Well this is my first official blog and you may be wondering why on earth I would start it on January 6, 2009 instead of the beginning of the New Year. I guess today’s events which I will fill you in about soon enough, provoked that urge to start one.
So my question to everyone reading this: is love like a piece of Doublemint gum? In front of me, I have a piece of spearmint gum. It’s wrapped up perfectly in its packaging, without a single fray to the edge, tear or crease along the paper. When I pick it up, I gently bring my nose close and sniff. The mint aroma is quite potent and even a little overpowering at first, but the idea of chewing a fresh, new piece of gum is quite exhilarating. The touch of the foil between my fingers feels like a sensation I’ve never even experienced before. I open it up enthusiastically, popping that single piece into my mouth, hoping that it will last forever.
As I’m chewing, I’ll tell you that my day started out just fine and you know that feeling when you are in a good mood, suddenly you get this unexpected surprise that just completely knocks the wind out of you? Well, that's probably an understatement of how I felt when until I opened up the newspaper to be greeted by a face I never thought I would have to see again. Maybe I could say that I felt like a child realizing that Santa Claus actually didn’t exist and their mother or father was actually the one eating those cookies and warm milk. Damn all those carefully constructed letters to the North Pole! I don’t know how to explain it properly or exactly how I felt, but at that moment, all the hurt just came flooding back to me. I know that my healing process has been considerable and if only the spirits were kind enough to give me a fair warning so I could have prepared! I guess the joke was on me. Haha…
My original piece of gum that was really soft and making my mouth happy is now getting a bit more difficult to chew and I’m needing to use way more effort now to get the same feeling I had before. It can’t go away this quickly.

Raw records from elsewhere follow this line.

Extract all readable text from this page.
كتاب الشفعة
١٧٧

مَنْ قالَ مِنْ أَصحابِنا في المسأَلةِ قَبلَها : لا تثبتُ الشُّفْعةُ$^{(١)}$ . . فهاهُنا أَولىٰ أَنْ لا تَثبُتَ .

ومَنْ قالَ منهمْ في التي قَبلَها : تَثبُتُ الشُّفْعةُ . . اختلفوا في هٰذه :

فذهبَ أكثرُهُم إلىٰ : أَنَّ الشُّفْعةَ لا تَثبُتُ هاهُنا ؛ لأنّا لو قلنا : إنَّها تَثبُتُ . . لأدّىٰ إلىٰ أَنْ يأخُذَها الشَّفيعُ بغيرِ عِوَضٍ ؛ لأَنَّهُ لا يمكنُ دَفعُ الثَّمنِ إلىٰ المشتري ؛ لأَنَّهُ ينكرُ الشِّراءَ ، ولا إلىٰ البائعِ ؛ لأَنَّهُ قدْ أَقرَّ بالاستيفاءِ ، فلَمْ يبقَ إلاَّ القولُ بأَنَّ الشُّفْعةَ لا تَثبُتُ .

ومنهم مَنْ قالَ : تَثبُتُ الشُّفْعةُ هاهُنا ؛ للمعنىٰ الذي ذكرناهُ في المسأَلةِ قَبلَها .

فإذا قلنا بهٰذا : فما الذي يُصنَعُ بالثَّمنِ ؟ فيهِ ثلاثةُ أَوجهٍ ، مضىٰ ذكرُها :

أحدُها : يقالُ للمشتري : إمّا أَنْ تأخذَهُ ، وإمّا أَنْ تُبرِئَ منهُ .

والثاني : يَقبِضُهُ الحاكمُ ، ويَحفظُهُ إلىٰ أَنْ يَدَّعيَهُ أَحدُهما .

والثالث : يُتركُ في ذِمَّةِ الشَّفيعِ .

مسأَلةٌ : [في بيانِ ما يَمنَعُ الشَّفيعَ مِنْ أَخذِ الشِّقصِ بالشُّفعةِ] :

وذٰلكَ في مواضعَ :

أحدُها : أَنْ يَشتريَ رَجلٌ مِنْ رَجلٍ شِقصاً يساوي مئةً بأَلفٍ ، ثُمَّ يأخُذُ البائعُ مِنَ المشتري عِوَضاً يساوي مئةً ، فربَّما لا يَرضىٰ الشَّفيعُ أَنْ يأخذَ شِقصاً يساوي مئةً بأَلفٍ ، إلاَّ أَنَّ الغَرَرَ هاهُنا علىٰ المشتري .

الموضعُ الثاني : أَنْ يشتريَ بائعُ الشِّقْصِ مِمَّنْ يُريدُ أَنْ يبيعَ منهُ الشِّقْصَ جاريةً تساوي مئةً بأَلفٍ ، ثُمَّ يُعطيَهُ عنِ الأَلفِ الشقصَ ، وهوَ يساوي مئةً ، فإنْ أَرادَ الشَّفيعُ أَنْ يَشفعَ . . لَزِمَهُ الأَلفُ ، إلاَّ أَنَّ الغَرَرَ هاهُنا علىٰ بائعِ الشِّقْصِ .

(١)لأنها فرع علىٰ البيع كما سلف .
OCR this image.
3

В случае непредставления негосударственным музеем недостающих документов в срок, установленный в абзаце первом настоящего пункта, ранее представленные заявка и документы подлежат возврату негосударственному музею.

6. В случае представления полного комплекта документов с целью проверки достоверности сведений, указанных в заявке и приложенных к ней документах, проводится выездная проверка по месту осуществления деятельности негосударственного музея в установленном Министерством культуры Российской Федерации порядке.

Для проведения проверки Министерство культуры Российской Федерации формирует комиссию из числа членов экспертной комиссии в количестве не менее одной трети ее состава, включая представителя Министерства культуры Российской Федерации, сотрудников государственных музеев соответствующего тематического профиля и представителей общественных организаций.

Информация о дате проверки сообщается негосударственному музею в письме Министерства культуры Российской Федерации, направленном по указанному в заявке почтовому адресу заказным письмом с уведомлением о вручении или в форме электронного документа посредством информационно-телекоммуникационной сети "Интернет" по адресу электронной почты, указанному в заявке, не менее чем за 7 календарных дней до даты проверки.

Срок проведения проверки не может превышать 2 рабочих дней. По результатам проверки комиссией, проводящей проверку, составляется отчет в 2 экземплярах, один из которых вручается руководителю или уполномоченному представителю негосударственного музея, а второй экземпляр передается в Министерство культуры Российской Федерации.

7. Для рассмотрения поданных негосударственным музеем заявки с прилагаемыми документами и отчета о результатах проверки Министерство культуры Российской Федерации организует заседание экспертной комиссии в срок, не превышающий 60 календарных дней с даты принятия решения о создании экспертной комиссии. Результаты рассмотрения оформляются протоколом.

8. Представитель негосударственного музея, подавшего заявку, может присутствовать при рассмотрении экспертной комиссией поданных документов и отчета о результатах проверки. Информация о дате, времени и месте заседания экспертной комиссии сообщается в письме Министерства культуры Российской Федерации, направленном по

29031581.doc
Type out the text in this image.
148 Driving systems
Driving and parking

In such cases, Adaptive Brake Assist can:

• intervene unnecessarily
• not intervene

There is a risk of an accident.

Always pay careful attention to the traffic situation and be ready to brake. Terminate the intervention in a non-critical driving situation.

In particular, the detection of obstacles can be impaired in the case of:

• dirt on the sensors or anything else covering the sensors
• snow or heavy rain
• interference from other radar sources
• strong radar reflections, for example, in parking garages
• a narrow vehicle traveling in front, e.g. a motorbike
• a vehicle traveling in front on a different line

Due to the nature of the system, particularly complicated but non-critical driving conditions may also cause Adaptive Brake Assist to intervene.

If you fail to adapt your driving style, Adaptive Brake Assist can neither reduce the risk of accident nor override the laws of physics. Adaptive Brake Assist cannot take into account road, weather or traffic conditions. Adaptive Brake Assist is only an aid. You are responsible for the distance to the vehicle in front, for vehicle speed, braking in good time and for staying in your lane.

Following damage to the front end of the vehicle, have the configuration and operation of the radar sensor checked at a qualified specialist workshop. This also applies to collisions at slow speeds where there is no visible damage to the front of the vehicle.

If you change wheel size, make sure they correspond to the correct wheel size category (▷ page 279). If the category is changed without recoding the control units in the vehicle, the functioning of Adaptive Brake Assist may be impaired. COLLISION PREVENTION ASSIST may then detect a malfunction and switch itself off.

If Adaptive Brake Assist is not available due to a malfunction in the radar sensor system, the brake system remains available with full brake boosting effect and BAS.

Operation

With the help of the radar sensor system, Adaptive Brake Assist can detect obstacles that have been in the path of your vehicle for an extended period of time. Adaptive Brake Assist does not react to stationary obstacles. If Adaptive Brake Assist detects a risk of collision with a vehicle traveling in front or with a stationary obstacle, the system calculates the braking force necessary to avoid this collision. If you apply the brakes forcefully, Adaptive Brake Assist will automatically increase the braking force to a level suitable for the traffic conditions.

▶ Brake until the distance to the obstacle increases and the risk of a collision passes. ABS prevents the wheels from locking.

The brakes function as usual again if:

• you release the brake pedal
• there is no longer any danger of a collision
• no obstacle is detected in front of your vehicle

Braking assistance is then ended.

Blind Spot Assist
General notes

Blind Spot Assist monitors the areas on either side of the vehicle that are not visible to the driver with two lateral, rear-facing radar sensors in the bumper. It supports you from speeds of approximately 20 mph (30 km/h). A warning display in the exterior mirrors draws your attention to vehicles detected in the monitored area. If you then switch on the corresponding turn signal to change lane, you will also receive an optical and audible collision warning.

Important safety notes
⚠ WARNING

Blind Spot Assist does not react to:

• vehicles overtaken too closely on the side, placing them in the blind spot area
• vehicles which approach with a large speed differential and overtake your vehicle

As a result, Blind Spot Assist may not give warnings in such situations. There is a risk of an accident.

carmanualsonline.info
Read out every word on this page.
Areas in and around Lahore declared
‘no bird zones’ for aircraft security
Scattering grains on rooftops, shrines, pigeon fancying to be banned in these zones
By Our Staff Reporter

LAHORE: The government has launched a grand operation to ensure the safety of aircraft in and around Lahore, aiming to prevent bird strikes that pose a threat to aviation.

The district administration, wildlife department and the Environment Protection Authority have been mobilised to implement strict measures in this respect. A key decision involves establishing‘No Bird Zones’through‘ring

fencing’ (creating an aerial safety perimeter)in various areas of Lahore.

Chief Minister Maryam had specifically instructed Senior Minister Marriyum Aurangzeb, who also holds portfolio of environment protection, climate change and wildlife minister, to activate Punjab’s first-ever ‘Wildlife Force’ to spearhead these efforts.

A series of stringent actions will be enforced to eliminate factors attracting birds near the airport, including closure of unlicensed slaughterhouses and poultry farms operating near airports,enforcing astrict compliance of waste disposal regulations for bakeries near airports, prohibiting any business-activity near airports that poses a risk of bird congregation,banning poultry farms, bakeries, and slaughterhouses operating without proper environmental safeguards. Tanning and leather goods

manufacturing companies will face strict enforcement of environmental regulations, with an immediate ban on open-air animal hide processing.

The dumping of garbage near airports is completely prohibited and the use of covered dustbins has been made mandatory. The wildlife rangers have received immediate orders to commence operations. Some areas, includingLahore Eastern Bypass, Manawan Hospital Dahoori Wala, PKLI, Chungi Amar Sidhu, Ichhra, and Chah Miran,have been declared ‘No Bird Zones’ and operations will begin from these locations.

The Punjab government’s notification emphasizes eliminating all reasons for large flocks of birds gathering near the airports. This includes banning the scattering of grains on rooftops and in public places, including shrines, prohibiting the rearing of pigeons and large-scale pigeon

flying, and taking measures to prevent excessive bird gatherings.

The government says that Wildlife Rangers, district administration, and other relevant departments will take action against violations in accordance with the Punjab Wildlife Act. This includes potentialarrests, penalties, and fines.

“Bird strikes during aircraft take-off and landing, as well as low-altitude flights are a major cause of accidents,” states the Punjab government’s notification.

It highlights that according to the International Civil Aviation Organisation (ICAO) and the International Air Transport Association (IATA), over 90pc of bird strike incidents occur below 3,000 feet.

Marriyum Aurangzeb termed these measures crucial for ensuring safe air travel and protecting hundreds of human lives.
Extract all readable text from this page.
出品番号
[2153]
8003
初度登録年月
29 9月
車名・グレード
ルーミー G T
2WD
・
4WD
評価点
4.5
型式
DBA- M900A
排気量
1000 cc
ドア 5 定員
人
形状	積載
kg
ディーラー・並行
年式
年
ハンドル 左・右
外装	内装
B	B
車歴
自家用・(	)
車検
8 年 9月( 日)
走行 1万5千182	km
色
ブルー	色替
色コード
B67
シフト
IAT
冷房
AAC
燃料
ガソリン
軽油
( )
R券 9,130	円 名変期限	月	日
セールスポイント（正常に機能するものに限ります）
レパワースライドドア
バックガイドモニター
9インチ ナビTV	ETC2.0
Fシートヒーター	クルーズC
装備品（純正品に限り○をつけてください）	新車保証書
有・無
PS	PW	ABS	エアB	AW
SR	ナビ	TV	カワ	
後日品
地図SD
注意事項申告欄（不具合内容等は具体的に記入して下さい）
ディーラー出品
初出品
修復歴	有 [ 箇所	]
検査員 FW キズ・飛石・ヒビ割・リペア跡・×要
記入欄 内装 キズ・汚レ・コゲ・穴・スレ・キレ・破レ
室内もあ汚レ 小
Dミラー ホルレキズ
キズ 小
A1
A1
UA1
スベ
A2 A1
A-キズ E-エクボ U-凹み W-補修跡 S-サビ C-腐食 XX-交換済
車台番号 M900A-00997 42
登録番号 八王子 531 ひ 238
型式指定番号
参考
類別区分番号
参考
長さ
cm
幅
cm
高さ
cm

So I think I was mentioning that I was dreaming and what I saw was clearly a figment of my imagination, right? I only wish. It was smack dab right in front of me and I just tore up the paper into a million pieces in a sudden fit of rage and threw it in the garbage.
I recall the memories so vividly. Like the time I took the empty the box I kept every single memory in and that cleansing night where I stood on my front steps and took a meat cleaver to anything that was given to me, especially the breakable gifts. I scared the heck out of the neighbours and my family and I suppose I did wonder myself what on earth I was doing! However, this was the reaction to the only person who could make me so upset and angry to lunge a bar stool at him back in the day. I guess it seemed fitting. Silly me, I finally believed that the thousands of dollars in therapy was helping me move on and Eckhart’s Power of Now book transformed my thinking. Nope, here I am, back at the same f*c!ing place of distress.
The effort I was using for this gum is not helping much but I continue to chew, hoping it will get better with time. The minty flavour will return, it has to, I’ll just try harder.
After that brief shock, I was able to actually take some time away and have a plentiful lunch. Carbs are a girl’s best friend, screw the diamonds. I’m an emotional eater and although I’m one of those fast metabolism people who others loathe, comfort food still couldn’t shake the feeling that he was still around. Then the paranoia set in of will I actually see him in person now? Maybe I shouldn’t ever leave the house again to avoid feeling the pain. I could just have meals delivered to me, shop online for necessities and do distance education classes. Then I had a second to realize how absurd I’m being. Why should I care about what I saw today? I fell in love with someone who didn’t love me back. Two out of three ain’t bad. I’m not the first person to have this happen to and I won’t be the last.
My gum is now stale and I’m ready to toss it away. It kills me to even remember those good moments of chewing, so I rather forget it all. I just want to get rid of this gum for good. I’m happy that I have switched brands, and have the potential of finding a new flavour even. Opening up a new piece will most likely bring back all those pleasant feelings, but let’s hope all the pieces from now on will last much longer.
So obviously I shouldn’t care anymore, but there will probably be parts that will resurface. The pain that this person caused me will perhaps go away one day. I’ll be able to look back and laugh at all this.
I keep that faith, after all, it's my middle name. One thing I will say though is that with the supposedly comforting phrase of "time heals all wounds" I’d like it to happen already.